I have this problem in my homework
Problem: Let $γ$ be the unit circle. Show that $$\left | \int _{\gamma}\frac{\sin z}{z^{5}} dz\right |\leq 2\pi e.$$
At the class suggestion, the teacher told us to find the arc length which is equal to $2 \pi$ and to delimit $| \sin z |$ , and I have this doubt that I hope is not very silly
In Marsden's book on complex variables, I found this Proposition 2.1.3 Let $f$ be continuous in an open set $A$ and let $γ$ be a curve $C^1$ by sections in $A$. If there exists a constant $M ≥ 0$ such that
$| f (z) | ≤ M $ for every point $z$ in $γ$ , then
$$ \left | \int _{\gamma}f\right |\leq M l(\gamma).$$
Can I use that proposition? and in what open set A should my function be continuous?
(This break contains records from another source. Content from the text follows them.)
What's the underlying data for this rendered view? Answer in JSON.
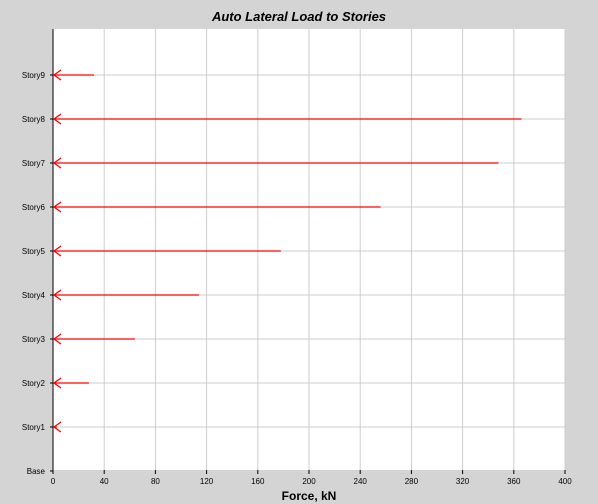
{
  "chart_data": {
    "type": "bar",
    "orientation": "horizontal",
    "title": "Auto Lateral Load to Stories",
    "xlabel": "Force, kN",
    "ylabel": "",
    "xlim": [
      0,
      400
    ],
    "xticks": [
      0,
      40,
      80,
      120,
      160,
      200,
      240,
      280,
      320,
      360,
      400
    ],
    "categories": [
      "Base",
      "Story1",
      "Story2",
      "Story3",
      "Story4",
      "Story5",
      "Story6",
      "Story7",
      "Story8",
      "Story9"
    ],
    "values": [
      0,
      3,
      28,
      64,
      114,
      178,
      256,
      348,
      366,
      32
    ],
    "grid": true,
    "legend": "none",
    "arrow_color": "#ff0000",
    "plot_background": "#ffffff",
    "window_background": "#d4d4d4",
    "gridline_color": "#cccccc"
  }
}
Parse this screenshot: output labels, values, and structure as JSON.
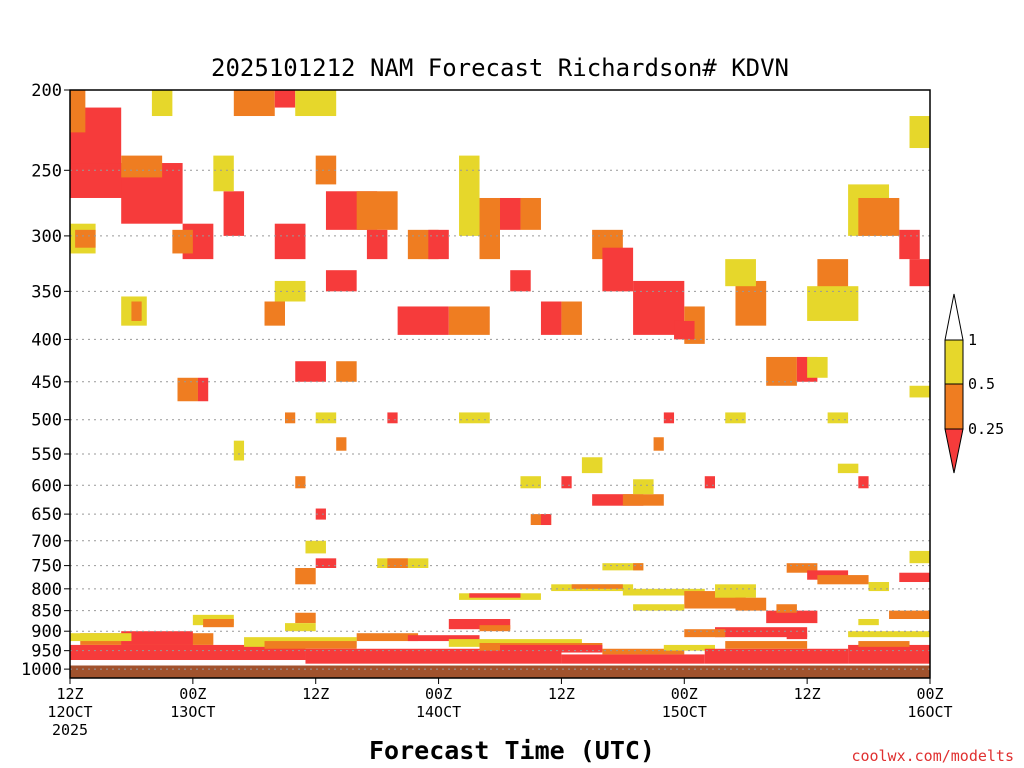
{
  "chart_data": {
    "type": "heatmap",
    "title": "2025101212 NAM Forecast Richardson# KDVN",
    "xlabel": "Forecast Time (UTC)",
    "ylabel": "",
    "credit": "coolwx.com/modelts",
    "x_range_hours": [
      0,
      84
    ],
    "y_range_hpa": [
      200,
      1025
    ],
    "y_ticks": [
      "200",
      "250",
      "300",
      "350",
      "400",
      "450",
      "500",
      "550",
      "600",
      "650",
      "700",
      "750",
      "800",
      "850",
      "900",
      "950",
      "1000"
    ],
    "x_ticks": [
      {
        "hour": 0,
        "line1": "12Z",
        "line2": "12OCT",
        "line3": "2025"
      },
      {
        "hour": 12,
        "line1": "00Z",
        "line2": "13OCT",
        "line3": ""
      },
      {
        "hour": 24,
        "line1": "12Z",
        "line2": "",
        "line3": ""
      },
      {
        "hour": 36,
        "line1": "00Z",
        "line2": "14OCT",
        "line3": ""
      },
      {
        "hour": 48,
        "line1": "12Z",
        "line2": "",
        "line3": ""
      },
      {
        "hour": 60,
        "line1": "00Z",
        "line2": "15OCT",
        "line3": ""
      },
      {
        "hour": 72,
        "line1": "12Z",
        "line2": "",
        "line3": ""
      },
      {
        "hour": 84,
        "line1": "00Z",
        "line2": "16OCT",
        "line3": ""
      }
    ],
    "colorbar": {
      "levels": [
        "1",
        "0.5",
        "0.25"
      ],
      "bins": [
        {
          "range": "> 1",
          "color": "#ffffff"
        },
        {
          "range": "0.5-1",
          "color": "#e6d72b"
        },
        {
          "range": "0.25-0.5",
          "color": "#ef7d21"
        },
        {
          "range": "< 0.25",
          "color": "#f63b3b"
        }
      ]
    },
    "colors": {
      "yellow": "#e6d72b",
      "orange": "#ef7d21",
      "red": "#f63b3b",
      "ground": "#a0522d"
    },
    "ground_pressure_hpa": 990,
    "patches": [
      {
        "c": "r",
        "t0": 0,
        "t1": 5,
        "p0": 210,
        "p1": 250
      },
      {
        "c": "r",
        "t0": 0,
        "t1": 6,
        "p0": 245,
        "p1": 270
      },
      {
        "c": "o",
        "t0": 0,
        "t1": 1.5,
        "p0": 200,
        "p1": 225
      },
      {
        "c": "r",
        "t0": 5,
        "t1": 11,
        "p0": 245,
        "p1": 290
      },
      {
        "c": "o",
        "t0": 5,
        "t1": 9,
        "p0": 240,
        "p1": 255
      },
      {
        "c": "y",
        "t0": 0,
        "t1": 2.5,
        "p0": 290,
        "p1": 315
      },
      {
        "c": "o",
        "t0": 0.5,
        "t1": 2.5,
        "p0": 295,
        "p1": 310
      },
      {
        "c": "y",
        "t0": 8,
        "t1": 10,
        "p0": 200,
        "p1": 215
      },
      {
        "c": "r",
        "t0": 11,
        "t1": 14,
        "p0": 290,
        "p1": 320
      },
      {
        "c": "o",
        "t0": 10,
        "t1": 12,
        "p0": 295,
        "p1": 315
      },
      {
        "c": "r",
        "t0": 15,
        "t1": 17,
        "p0": 265,
        "p1": 300
      },
      {
        "c": "y",
        "t0": 14,
        "t1": 16,
        "p0": 240,
        "p1": 265
      },
      {
        "c": "y",
        "t0": 5,
        "t1": 7.5,
        "p0": 355,
        "p1": 385
      },
      {
        "c": "o",
        "t0": 6,
        "t1": 7,
        "p0": 360,
        "p1": 380
      },
      {
        "c": "o",
        "t0": 16,
        "t1": 20,
        "p0": 200,
        "p1": 215
      },
      {
        "c": "r",
        "t0": 20,
        "t1": 22,
        "p0": 200,
        "p1": 210
      },
      {
        "c": "y",
        "t0": 22,
        "t1": 26,
        "p0": 200,
        "p1": 215
      },
      {
        "c": "r",
        "t0": 20,
        "t1": 23,
        "p0": 290,
        "p1": 320
      },
      {
        "c": "r",
        "t0": 25,
        "t1": 30,
        "p0": 265,
        "p1": 295
      },
      {
        "c": "o",
        "t0": 24,
        "t1": 26,
        "p0": 240,
        "p1": 260
      },
      {
        "c": "r",
        "t0": 25,
        "t1": 28,
        "p0": 330,
        "p1": 350
      },
      {
        "c": "o",
        "t0": 28,
        "t1": 32,
        "p0": 265,
        "p1": 295
      },
      {
        "c": "r",
        "t0": 29,
        "t1": 31,
        "p0": 295,
        "p1": 320
      },
      {
        "c": "o",
        "t0": 19,
        "t1": 21,
        "p0": 360,
        "p1": 385
      },
      {
        "c": "y",
        "t0": 20,
        "t1": 23,
        "p0": 340,
        "p1": 360
      },
      {
        "c": "r",
        "t0": 22,
        "t1": 25,
        "p0": 425,
        "p1": 450
      },
      {
        "c": "o",
        "t0": 26,
        "t1": 28,
        "p0": 425,
        "p1": 450
      },
      {
        "c": "r",
        "t0": 32,
        "t1": 37,
        "p0": 365,
        "p1": 395
      },
      {
        "c": "o",
        "t0": 33,
        "t1": 36,
        "p0": 295,
        "p1": 320
      },
      {
        "c": "r",
        "t0": 35,
        "t1": 37,
        "p0": 295,
        "p1": 320
      },
      {
        "c": "o",
        "t0": 37,
        "t1": 41,
        "p0": 365,
        "p1": 395
      },
      {
        "c": "y",
        "t0": 38,
        "t1": 40,
        "p0": 240,
        "p1": 300
      },
      {
        "c": "o",
        "t0": 40,
        "t1": 42,
        "p0": 270,
        "p1": 320
      },
      {
        "c": "r",
        "t0": 42,
        "t1": 44,
        "p0": 270,
        "p1": 295
      },
      {
        "c": "o",
        "t0": 44,
        "t1": 46,
        "p0": 270,
        "p1": 295
      },
      {
        "c": "r",
        "t0": 43,
        "t1": 45,
        "p0": 330,
        "p1": 350
      },
      {
        "c": "r",
        "t0": 46,
        "t1": 48,
        "p0": 360,
        "p1": 395
      },
      {
        "c": "o",
        "t0": 48,
        "t1": 50,
        "p0": 360,
        "p1": 395
      },
      {
        "c": "r",
        "t0": 55,
        "t1": 60,
        "p0": 340,
        "p1": 395
      },
      {
        "c": "o",
        "t0": 51,
        "t1": 54,
        "p0": 295,
        "p1": 320
      },
      {
        "c": "r",
        "t0": 52,
        "t1": 55,
        "p0": 310,
        "p1": 350
      },
      {
        "c": "o",
        "t0": 60,
        "t1": 62,
        "p0": 365,
        "p1": 405
      },
      {
        "c": "r",
        "t0": 59,
        "t1": 61,
        "p0": 380,
        "p1": 400
      },
      {
        "c": "o",
        "t0": 65,
        "t1": 68,
        "p0": 340,
        "p1": 385
      },
      {
        "c": "y",
        "t0": 64,
        "t1": 67,
        "p0": 320,
        "p1": 345
      },
      {
        "c": "o",
        "t0": 68,
        "t1": 71,
        "p0": 420,
        "p1": 455
      },
      {
        "c": "r",
        "t0": 71,
        "t1": 73,
        "p0": 420,
        "p1": 450
      },
      {
        "c": "y",
        "t0": 72,
        "t1": 74,
        "p0": 420,
        "p1": 445
      },
      {
        "c": "y",
        "t0": 76,
        "t1": 80,
        "p0": 260,
        "p1": 300
      },
      {
        "c": "o",
        "t0": 77,
        "t1": 81,
        "p0": 270,
        "p1": 300
      },
      {
        "c": "r",
        "t0": 81,
        "t1": 83,
        "p0": 295,
        "p1": 320
      },
      {
        "c": "r",
        "t0": 82,
        "t1": 84,
        "p0": 320,
        "p1": 345
      },
      {
        "c": "o",
        "t0": 73,
        "t1": 76,
        "p0": 320,
        "p1": 350
      },
      {
        "c": "y",
        "t0": 72,
        "t1": 77,
        "p0": 345,
        "p1": 380
      },
      {
        "c": "y",
        "t0": 82,
        "t1": 84,
        "p0": 455,
        "p1": 470
      },
      {
        "c": "y",
        "t0": 82,
        "t1": 84,
        "p0": 215,
        "p1": 235
      },
      {
        "c": "o",
        "t0": 10.5,
        "t1": 12.5,
        "p0": 445,
        "p1": 475
      },
      {
        "c": "r",
        "t0": 12.5,
        "t1": 13.5,
        "p0": 445,
        "p1": 475
      },
      {
        "c": "y",
        "t0": 16,
        "t1": 17,
        "p0": 530,
        "p1": 560
      },
      {
        "c": "o",
        "t0": 21,
        "t1": 22,
        "p0": 490,
        "p1": 505
      },
      {
        "c": "y",
        "t0": 24,
        "t1": 26,
        "p0": 490,
        "p1": 505
      },
      {
        "c": "o",
        "t0": 26,
        "t1": 27,
        "p0": 525,
        "p1": 545
      },
      {
        "c": "r",
        "t0": 31,
        "t1": 32,
        "p0": 490,
        "p1": 505
      },
      {
        "c": "y",
        "t0": 38,
        "t1": 41,
        "p0": 490,
        "p1": 505
      },
      {
        "c": "r",
        "t0": 58,
        "t1": 59,
        "p0": 490,
        "p1": 505
      },
      {
        "c": "o",
        "t0": 57,
        "t1": 58,
        "p0": 525,
        "p1": 545
      },
      {
        "c": "y",
        "t0": 64,
        "t1": 66,
        "p0": 490,
        "p1": 505
      },
      {
        "c": "y",
        "t0": 74,
        "t1": 76,
        "p0": 490,
        "p1": 505
      },
      {
        "c": "o",
        "t0": 22,
        "t1": 23,
        "p0": 585,
        "p1": 605
      },
      {
        "c": "r",
        "t0": 48,
        "t1": 49,
        "p0": 585,
        "p1": 605
      },
      {
        "c": "y",
        "t0": 44,
        "t1": 46,
        "p0": 585,
        "p1": 605
      },
      {
        "c": "y",
        "t0": 50,
        "t1": 52,
        "p0": 555,
        "p1": 580
      },
      {
        "c": "r",
        "t0": 51,
        "t1": 56,
        "p0": 615,
        "p1": 635
      },
      {
        "c": "o",
        "t0": 54,
        "t1": 58,
        "p0": 615,
        "p1": 635
      },
      {
        "c": "y",
        "t0": 55,
        "t1": 57,
        "p0": 590,
        "p1": 615
      },
      {
        "c": "r",
        "t0": 62,
        "t1": 63,
        "p0": 585,
        "p1": 605
      },
      {
        "c": "y",
        "t0": 75,
        "t1": 77,
        "p0": 565,
        "p1": 580
      },
      {
        "c": "r",
        "t0": 77,
        "t1": 78,
        "p0": 585,
        "p1": 605
      },
      {
        "c": "r",
        "t0": 24,
        "t1": 25,
        "p0": 640,
        "p1": 660
      },
      {
        "c": "o",
        "t0": 45,
        "t1": 47,
        "p0": 650,
        "p1": 670
      },
      {
        "c": "r",
        "t0": 46,
        "t1": 47,
        "p0": 650,
        "p1": 670
      },
      {
        "c": "y",
        "t0": 23,
        "t1": 25,
        "p0": 700,
        "p1": 725
      },
      {
        "c": "r",
        "t0": 24,
        "t1": 26,
        "p0": 735,
        "p1": 755
      },
      {
        "c": "o",
        "t0": 22,
        "t1": 24,
        "p0": 755,
        "p1": 790
      },
      {
        "c": "y",
        "t0": 30,
        "t1": 35,
        "p0": 735,
        "p1": 755
      },
      {
        "c": "o",
        "t0": 31,
        "t1": 33,
        "p0": 735,
        "p1": 755
      },
      {
        "c": "y",
        "t0": 52,
        "t1": 56,
        "p0": 745,
        "p1": 760
      },
      {
        "c": "o",
        "t0": 55,
        "t1": 56,
        "p0": 745,
        "p1": 760
      },
      {
        "c": "y",
        "t0": 82,
        "t1": 84,
        "p0": 720,
        "p1": 745
      },
      {
        "c": "o",
        "t0": 70,
        "t1": 73,
        "p0": 745,
        "p1": 765
      },
      {
        "c": "r",
        "t0": 72,
        "t1": 76,
        "p0": 760,
        "p1": 780
      },
      {
        "c": "o",
        "t0": 73,
        "t1": 78,
        "p0": 770,
        "p1": 790
      },
      {
        "c": "r",
        "t0": 81,
        "t1": 84,
        "p0": 765,
        "p1": 785
      },
      {
        "c": "y",
        "t0": 78,
        "t1": 80,
        "p0": 785,
        "p1": 805
      },
      {
        "c": "y",
        "t0": 38,
        "t1": 46,
        "p0": 810,
        "p1": 825
      },
      {
        "c": "r",
        "t0": 39,
        "t1": 44,
        "p0": 810,
        "p1": 820
      },
      {
        "c": "y",
        "t0": 47,
        "t1": 55,
        "p0": 790,
        "p1": 805
      },
      {
        "c": "o",
        "t0": 49,
        "t1": 54,
        "p0": 790,
        "p1": 800
      },
      {
        "c": "y",
        "t0": 54,
        "t1": 62,
        "p0": 800,
        "p1": 815
      },
      {
        "c": "o",
        "t0": 60,
        "t1": 66,
        "p0": 805,
        "p1": 845
      },
      {
        "c": "y",
        "t0": 63,
        "t1": 67,
        "p0": 790,
        "p1": 820
      },
      {
        "c": "o",
        "t0": 65,
        "t1": 68,
        "p0": 820,
        "p1": 850
      },
      {
        "c": "r",
        "t0": 68,
        "t1": 73,
        "p0": 850,
        "p1": 880
      },
      {
        "c": "o",
        "t0": 69,
        "t1": 71,
        "p0": 835,
        "p1": 855
      },
      {
        "c": "o",
        "t0": 80,
        "t1": 84,
        "p0": 850,
        "p1": 870
      },
      {
        "c": "y",
        "t0": 77,
        "t1": 79,
        "p0": 870,
        "p1": 885
      },
      {
        "c": "y",
        "t0": 12,
        "t1": 16,
        "p0": 860,
        "p1": 885
      },
      {
        "c": "o",
        "t0": 13,
        "t1": 16,
        "p0": 870,
        "p1": 890
      },
      {
        "c": "o",
        "t0": 22,
        "t1": 24,
        "p0": 855,
        "p1": 880
      },
      {
        "c": "y",
        "t0": 21,
        "t1": 24,
        "p0": 880,
        "p1": 900
      },
      {
        "c": "r",
        "t0": 37,
        "t1": 43,
        "p0": 870,
        "p1": 895
      },
      {
        "c": "o",
        "t0": 40,
        "t1": 43,
        "p0": 885,
        "p1": 900
      },
      {
        "c": "y",
        "t0": 55,
        "t1": 60,
        "p0": 835,
        "p1": 850
      },
      {
        "c": "r",
        "t0": 63,
        "t1": 72,
        "p0": 890,
        "p1": 915
      },
      {
        "c": "o",
        "t0": 60,
        "t1": 64,
        "p0": 895,
        "p1": 915
      },
      {
        "c": "r",
        "t0": 70,
        "t1": 72,
        "p0": 905,
        "p1": 920
      },
      {
        "c": "y",
        "t0": 76,
        "t1": 84,
        "p0": 900,
        "p1": 915
      },
      {
        "c": "r",
        "t0": 0,
        "t1": 23,
        "p0": 935,
        "p1": 975
      },
      {
        "c": "o",
        "t0": 1,
        "t1": 14,
        "p0": 905,
        "p1": 935
      },
      {
        "c": "r",
        "t0": 5,
        "t1": 12,
        "p0": 900,
        "p1": 935
      },
      {
        "c": "y",
        "t0": 0,
        "t1": 6,
        "p0": 905,
        "p1": 925
      },
      {
        "c": "y",
        "t0": 17,
        "t1": 28,
        "p0": 915,
        "p1": 940
      },
      {
        "c": "o",
        "t0": 19,
        "t1": 28,
        "p0": 925,
        "p1": 945
      },
      {
        "c": "r",
        "t0": 23,
        "t1": 48,
        "p0": 945,
        "p1": 985
      },
      {
        "c": "o",
        "t0": 28,
        "t1": 34,
        "p0": 905,
        "p1": 925
      },
      {
        "c": "r",
        "t0": 33,
        "t1": 40,
        "p0": 910,
        "p1": 925
      },
      {
        "c": "y",
        "t0": 37,
        "t1": 50,
        "p0": 920,
        "p1": 940
      },
      {
        "c": "o",
        "t0": 40,
        "t1": 52,
        "p0": 930,
        "p1": 950
      },
      {
        "c": "r",
        "t0": 42,
        "t1": 52,
        "p0": 935,
        "p1": 955
      },
      {
        "c": "r",
        "t0": 48,
        "t1": 62,
        "p0": 960,
        "p1": 985
      },
      {
        "c": "o",
        "t0": 52,
        "t1": 60,
        "p0": 945,
        "p1": 960
      },
      {
        "c": "y",
        "t0": 58,
        "t1": 63,
        "p0": 935,
        "p1": 950
      },
      {
        "c": "r",
        "t0": 62,
        "t1": 76,
        "p0": 945,
        "p1": 985
      },
      {
        "c": "o",
        "t0": 64,
        "t1": 72,
        "p0": 925,
        "p1": 945
      },
      {
        "c": "r",
        "t0": 76,
        "t1": 84,
        "p0": 935,
        "p1": 985
      },
      {
        "c": "o",
        "t0": 77,
        "t1": 82,
        "p0": 925,
        "p1": 940
      }
    ]
  }
}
Is that I am somewhat confused
This is what I know to do.
- Find $$\int _0^{2\pi }\left |ie^{it} \right |dt=2\pi.$$
$$ \begin{align} \left | \frac{\sin z}{z^{5}} \right |&=\frac{\left | \sin z \right |}{\left | z^{5} \right |}\\&=\left | \sin z \right | \\&=\left | \frac{e^{iz}-e^{-iz}}{2i} \right |\\&\leq 1/2 \left ( \left | e^{iz} \right |+\left | e^{-iz} \right | \right )\\&=1/2(e^{-y}+e^{y}) \\&\leq 1/2(e+e)\\&=e. \end{align} $$ But as I repeat, I don't know if it is used well or how to specify that my conditions are met for the proposition could you explain me please.
Is it enough to be able to use the proposition if I find $|f| \leq M $? or should I verify that it is continuous in open $A$, and what would that open be? Thank you so much.